4. Diversification du portefeuille immobilier
Pour les investisseurs détenteurs de biens anciens, Jeanbrun permet une diversification typologique.
L'accompagnement Triopatrimoine
La loi Jeanbrun ouvre des opportunités réelles, mais son efficacité dépend entièrement de la qualité du montage initial.
- Bilan patrimonial initial : Analyse de votre situation fiscale et de vos objectifs
- Sourcing du bien : Accès à un flux qualifié de programmes neufs
- Structuration juridique et fiscale : Choix optimal entre détention directe, SCI, démembrement
- Financement optimisé : Mise en concurrence bancaire, calibrage des durées
- Gestion locative digitale : Pilotage complet via notre filiale Inspirimmo
- Suivi sur la durée : Bilans annuels et ajustements stratégiques
Questions fréquentes
Quand la loi Jeanbrun est-elle entrée en vigueur ?
Le dispositif a été promulgué le 20 février 2026 et est applicable aux acquisitions réalisées à compter du 21 février 2026. Sa durée initiale est fixée à trois années, soit jusqu'au 31 décembre 2028.
La loi Jeanbrun est-elle réservée à certaines zones ?

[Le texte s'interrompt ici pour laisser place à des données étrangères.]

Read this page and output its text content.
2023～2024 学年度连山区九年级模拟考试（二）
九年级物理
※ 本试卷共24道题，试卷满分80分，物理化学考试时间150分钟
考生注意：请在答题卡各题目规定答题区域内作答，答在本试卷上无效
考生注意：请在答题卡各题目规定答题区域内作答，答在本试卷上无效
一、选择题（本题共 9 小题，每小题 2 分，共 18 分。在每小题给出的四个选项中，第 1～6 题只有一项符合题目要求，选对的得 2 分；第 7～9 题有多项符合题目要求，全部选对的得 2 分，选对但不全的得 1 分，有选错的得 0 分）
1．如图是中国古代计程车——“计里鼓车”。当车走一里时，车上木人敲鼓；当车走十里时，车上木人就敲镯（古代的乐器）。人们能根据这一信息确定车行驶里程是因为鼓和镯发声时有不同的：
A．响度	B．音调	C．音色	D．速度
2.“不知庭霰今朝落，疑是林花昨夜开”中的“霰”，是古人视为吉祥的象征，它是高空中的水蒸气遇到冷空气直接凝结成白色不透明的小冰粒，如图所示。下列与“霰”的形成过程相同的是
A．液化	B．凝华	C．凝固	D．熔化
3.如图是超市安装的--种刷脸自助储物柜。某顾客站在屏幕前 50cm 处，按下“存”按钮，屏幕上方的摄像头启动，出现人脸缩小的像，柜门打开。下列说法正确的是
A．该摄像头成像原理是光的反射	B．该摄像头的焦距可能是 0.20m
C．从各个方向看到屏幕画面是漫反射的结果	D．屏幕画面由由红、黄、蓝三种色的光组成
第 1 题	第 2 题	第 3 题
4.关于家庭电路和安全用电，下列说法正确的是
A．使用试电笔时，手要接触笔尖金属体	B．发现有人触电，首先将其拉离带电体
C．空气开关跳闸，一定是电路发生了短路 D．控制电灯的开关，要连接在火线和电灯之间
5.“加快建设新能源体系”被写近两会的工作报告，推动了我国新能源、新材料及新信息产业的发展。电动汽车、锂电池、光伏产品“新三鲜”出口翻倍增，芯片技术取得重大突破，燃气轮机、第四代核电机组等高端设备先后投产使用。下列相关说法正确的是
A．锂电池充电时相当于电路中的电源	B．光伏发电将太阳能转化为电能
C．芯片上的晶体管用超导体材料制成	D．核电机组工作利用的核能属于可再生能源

Non. Le dispositif Jeanbrun s'applique sur l'ensemble du territoire national sans zonage. Saint-Germain-en-Laye et toutes les communes des Yvelines y sont pleinement éligibles.
Quel est le taux d'amortissement applicable ?
L'amortissement varie de 3,5 % à 5,5 % par an selon la catégorie de loyer. Dans l'ancien avec travaux, un plafond unique de 10 700 euros s'applique.
Peut-on cumuler Jeanbrun et déficit foncier ?
Oui. Dans l'ancien avec travaux, le déficit foncier renforcé permet une imputation jusqu'à 21 400 euros/an sur le revenu global.
Le dispositif est-il compatible avec une acquisition en SCI ?
Oui, sous réserve que la SCI soit soumise à l'impôt sur le revenu et respecte le principe de transparence fiscale.
Que se passe-t-il si je revends avant la fin des 9 ans ?
La revente anticipée entraîne la remise en cause rétroactive des amortissements. Des exceptions existent pour les cas de force majeure.